Acusação: Mau
Por Moisés Mendes, em seu blog
Os ditadores da América Latina têm o jornalismo das corporações. Houve até alguns donos de organizações de mídia que começaram a apoiar seus golpes, o que era a regra, e depois se dedicaram ao que viraram a ser mais atraentes: a defesa da democracia como arma para conter a intromissão dos militares em seus negócios e como oportunidade de mercado.
Ser democrata, mesmo que genericamente, foi charmoso e lucrativo no final do século 20. Eram os tempos dos direitos humanos, do abaixo da ditadura e da tortura e de todas as ações antitotalitárias. Em algum momento, até os jornais foram considerados transgressores como desafios dos poderosos.
Aconteceu assim no Brasil, na Argentina e em outros países da vizinhança, enquanto a imprensa americana inspirava e denunciava as atrocidades das guerras deles. Jornais que apoiaram ditadores quando a tomada do poder acabou sendo absorvidos pelas mobilizações pró-democracia.
Assim os donos dos jornais foram empurrados, no exemplo clássico brasileiro, para o movimento das Diretas Já. As redações eram redutos quase incontroláveis andando na direção do que o povo desejava. Os ditadores passaram a ter medo do jornalismo da grande imprensa, e não só da imprensa dita alternativa e que chamavam de nanica.
Hoje, fascistas e simpatizantes em geral de ditadores não temem Globo, Folha ou Estadão. Porque os herdeiros dos donos já não envelheceram como seus antecessores, que pelo menos fizeram a remissão de pecados.
E as redações não têm as virtudes da bravura e do improviso dos anos 70 e 80. Os jornalistas driblavam até os patrões. Mas não há mais drible na grande imprensa brasileira, só há toque para os lados, quase sempre para a direita.
Bolsonaro, seus filhos e seus cúmplices são inimigos pessoais dos jornais e das corporações de mídia porque nunca se entenderam. Mas não temem essas corporações. Nem Alcolumbre teme. Nem Valdemar Costa Neto, Ciro Nogueira, Gilberto Kassab, Tarcísio de Freitas.

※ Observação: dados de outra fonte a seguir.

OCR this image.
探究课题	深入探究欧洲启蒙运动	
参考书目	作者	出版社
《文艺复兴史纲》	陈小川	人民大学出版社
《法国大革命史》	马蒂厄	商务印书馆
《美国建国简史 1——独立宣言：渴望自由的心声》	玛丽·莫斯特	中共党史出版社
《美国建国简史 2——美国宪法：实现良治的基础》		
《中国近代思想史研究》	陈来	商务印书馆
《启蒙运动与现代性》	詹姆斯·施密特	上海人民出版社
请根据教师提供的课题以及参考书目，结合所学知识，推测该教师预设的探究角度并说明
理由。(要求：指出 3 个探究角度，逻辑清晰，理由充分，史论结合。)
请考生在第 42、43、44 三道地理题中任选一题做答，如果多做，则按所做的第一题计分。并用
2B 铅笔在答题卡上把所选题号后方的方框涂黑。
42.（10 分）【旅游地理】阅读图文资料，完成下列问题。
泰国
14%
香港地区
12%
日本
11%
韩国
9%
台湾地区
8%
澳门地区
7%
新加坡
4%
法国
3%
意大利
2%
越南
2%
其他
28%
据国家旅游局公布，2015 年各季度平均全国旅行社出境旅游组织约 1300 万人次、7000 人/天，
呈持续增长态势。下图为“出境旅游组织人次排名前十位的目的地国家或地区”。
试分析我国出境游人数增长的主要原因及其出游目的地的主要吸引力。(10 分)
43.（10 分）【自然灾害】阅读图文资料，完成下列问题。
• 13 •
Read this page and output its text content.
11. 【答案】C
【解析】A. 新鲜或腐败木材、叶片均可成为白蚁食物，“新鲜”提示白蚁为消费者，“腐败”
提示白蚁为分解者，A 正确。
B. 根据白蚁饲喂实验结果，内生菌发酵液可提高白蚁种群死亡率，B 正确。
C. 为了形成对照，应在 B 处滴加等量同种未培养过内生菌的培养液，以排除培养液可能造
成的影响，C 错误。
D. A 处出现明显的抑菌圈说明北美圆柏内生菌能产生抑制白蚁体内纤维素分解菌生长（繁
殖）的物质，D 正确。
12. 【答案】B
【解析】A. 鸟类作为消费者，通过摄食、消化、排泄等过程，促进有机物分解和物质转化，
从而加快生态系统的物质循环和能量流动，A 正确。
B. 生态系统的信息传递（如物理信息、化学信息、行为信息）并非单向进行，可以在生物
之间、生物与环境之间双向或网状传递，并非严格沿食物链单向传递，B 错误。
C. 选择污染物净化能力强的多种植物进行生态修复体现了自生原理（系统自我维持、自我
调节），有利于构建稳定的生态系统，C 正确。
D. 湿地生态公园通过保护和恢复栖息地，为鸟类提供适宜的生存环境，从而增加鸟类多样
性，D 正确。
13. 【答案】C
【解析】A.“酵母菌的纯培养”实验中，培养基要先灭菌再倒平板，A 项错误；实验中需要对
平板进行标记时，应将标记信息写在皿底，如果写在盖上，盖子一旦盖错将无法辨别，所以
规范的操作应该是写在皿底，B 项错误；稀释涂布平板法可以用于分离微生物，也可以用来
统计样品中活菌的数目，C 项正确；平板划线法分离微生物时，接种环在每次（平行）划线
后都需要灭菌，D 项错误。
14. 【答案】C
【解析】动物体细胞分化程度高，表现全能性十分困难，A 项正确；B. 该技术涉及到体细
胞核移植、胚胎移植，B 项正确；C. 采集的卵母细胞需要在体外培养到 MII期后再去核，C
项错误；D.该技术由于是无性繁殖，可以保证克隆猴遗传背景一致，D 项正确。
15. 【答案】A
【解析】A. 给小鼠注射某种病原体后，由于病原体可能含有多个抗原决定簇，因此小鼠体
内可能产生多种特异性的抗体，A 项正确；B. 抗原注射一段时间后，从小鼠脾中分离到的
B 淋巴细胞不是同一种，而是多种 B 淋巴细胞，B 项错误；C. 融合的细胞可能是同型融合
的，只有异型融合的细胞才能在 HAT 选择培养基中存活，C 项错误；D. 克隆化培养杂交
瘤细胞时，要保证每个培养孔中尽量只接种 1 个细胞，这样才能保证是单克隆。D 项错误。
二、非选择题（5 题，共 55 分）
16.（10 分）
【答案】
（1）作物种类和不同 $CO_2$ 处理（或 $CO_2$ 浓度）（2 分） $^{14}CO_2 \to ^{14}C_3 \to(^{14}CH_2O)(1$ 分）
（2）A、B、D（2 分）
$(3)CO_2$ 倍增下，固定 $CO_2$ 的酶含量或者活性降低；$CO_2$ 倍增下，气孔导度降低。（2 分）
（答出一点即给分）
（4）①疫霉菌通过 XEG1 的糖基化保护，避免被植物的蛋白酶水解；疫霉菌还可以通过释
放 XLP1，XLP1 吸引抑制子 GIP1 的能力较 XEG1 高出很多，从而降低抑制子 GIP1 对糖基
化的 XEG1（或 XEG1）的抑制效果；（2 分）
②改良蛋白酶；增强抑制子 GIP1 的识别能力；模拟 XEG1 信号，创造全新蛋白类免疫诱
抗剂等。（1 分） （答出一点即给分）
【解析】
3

O centrão e as quadrilhas das emendas não têm medo dos jornais. Nem os sócios do PCC dentro das fintechs que fazem lavagem de dinheiro na Faria Lima temem os jornais. A grande imprensa fala do PCC, mas não fala de seus parceiros no mercado financeiro.
A regra é essa: as pautas dos jornalões, e em especial o colunismo de intrigas e de ‘opinião’, não têm conexão com o que o jornalismo já fez no passado recente na tentativa de conter os avanços da extrema direita.

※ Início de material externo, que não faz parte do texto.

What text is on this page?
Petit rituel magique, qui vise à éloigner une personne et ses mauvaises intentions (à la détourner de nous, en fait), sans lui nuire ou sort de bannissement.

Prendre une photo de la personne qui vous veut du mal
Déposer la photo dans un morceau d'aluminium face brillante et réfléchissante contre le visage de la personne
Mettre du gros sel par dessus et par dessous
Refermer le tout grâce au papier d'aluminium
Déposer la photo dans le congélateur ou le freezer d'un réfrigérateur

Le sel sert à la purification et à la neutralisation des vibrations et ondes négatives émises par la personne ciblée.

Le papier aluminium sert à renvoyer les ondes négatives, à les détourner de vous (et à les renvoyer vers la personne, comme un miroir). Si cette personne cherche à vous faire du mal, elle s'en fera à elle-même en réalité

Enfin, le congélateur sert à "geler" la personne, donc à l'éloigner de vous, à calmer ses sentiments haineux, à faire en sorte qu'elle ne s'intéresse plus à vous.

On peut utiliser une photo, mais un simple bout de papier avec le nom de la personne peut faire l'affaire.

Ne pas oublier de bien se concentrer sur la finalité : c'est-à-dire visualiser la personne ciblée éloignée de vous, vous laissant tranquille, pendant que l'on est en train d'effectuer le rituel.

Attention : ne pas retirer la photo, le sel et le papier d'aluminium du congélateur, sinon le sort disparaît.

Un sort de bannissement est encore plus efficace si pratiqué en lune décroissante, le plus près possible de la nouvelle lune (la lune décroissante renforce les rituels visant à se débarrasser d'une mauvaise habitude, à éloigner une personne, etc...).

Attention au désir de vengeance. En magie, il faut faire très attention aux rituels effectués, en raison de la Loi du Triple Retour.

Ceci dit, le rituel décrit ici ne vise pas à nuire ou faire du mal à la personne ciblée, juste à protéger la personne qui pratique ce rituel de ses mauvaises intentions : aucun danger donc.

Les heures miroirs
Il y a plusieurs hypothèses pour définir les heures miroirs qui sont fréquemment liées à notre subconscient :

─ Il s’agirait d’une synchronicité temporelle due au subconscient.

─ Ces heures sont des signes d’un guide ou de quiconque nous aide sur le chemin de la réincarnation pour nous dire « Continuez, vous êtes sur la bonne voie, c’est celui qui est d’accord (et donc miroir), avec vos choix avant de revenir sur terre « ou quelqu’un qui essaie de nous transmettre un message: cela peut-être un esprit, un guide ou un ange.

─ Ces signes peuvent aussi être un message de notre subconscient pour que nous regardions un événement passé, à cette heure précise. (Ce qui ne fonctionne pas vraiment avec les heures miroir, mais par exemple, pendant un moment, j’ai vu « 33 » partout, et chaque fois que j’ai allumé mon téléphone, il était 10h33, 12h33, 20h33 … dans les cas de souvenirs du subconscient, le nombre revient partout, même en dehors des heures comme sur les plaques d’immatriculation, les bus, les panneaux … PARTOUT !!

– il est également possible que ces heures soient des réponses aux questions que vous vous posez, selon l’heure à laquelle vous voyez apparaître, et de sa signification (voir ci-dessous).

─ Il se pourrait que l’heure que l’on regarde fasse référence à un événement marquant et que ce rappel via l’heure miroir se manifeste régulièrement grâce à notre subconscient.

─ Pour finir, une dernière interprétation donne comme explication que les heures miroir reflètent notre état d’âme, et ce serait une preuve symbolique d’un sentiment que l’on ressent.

Não há um exemplo, um só, de que o jornalismo possa apresentar como resultado de investigação sobre uma tentativa de golpe contra Lula. Nada sobre o plano dos assassinatos de Lula, Alckmin e Moraes pela gangue dos garotos pretos. Nada sobre os bloqueios de rodovias. Nenhuma linha sobre os atendidos às torres de energia. Nada sobre os grandes financiadores do golpe.
Não há nada porque a reportagem um dia chamada de investigação foi superada pela preguiça do jornalismo de vazamentos. Com abordagens cada vez mais raras e afirmadoras de uma regra que deveria constranger as empresas e seus profissionais.
Os colunistas passaram a comer pela mão de vazadores e se tornaram dependentes de suas rações. Desde que a informação vazada seja contra Lula e as esquerdas e, agora, contra o Supremo.
A democracia deixou de ser um bem relevante para a sobrevivência dos jornais, e é provável até que o contrário seja o que mais interesse hoje para que as corporações fidelizem audiência e mercados.
Os jornais já não têm riscos apostando de novo na derrota de Lula, mesmo que a única alternativa seja Flávio Bolsonaro e o retorno do fascismo ao poder. A missão maior de defesa da democracia perdeu sentido. Até a história de que a grande imprensa é a única arma de briga contra as fake news que viraram uma conversa gasosa.
As corporações só não se atiraram sem disfarces nos braços do bolsonarismo porque é por ele esnobada e porque ainda enfrenta uma guerrilha do jornalismo independente e progressista. Os jornais são gatinhos ronronando no sofá da direita brasileira.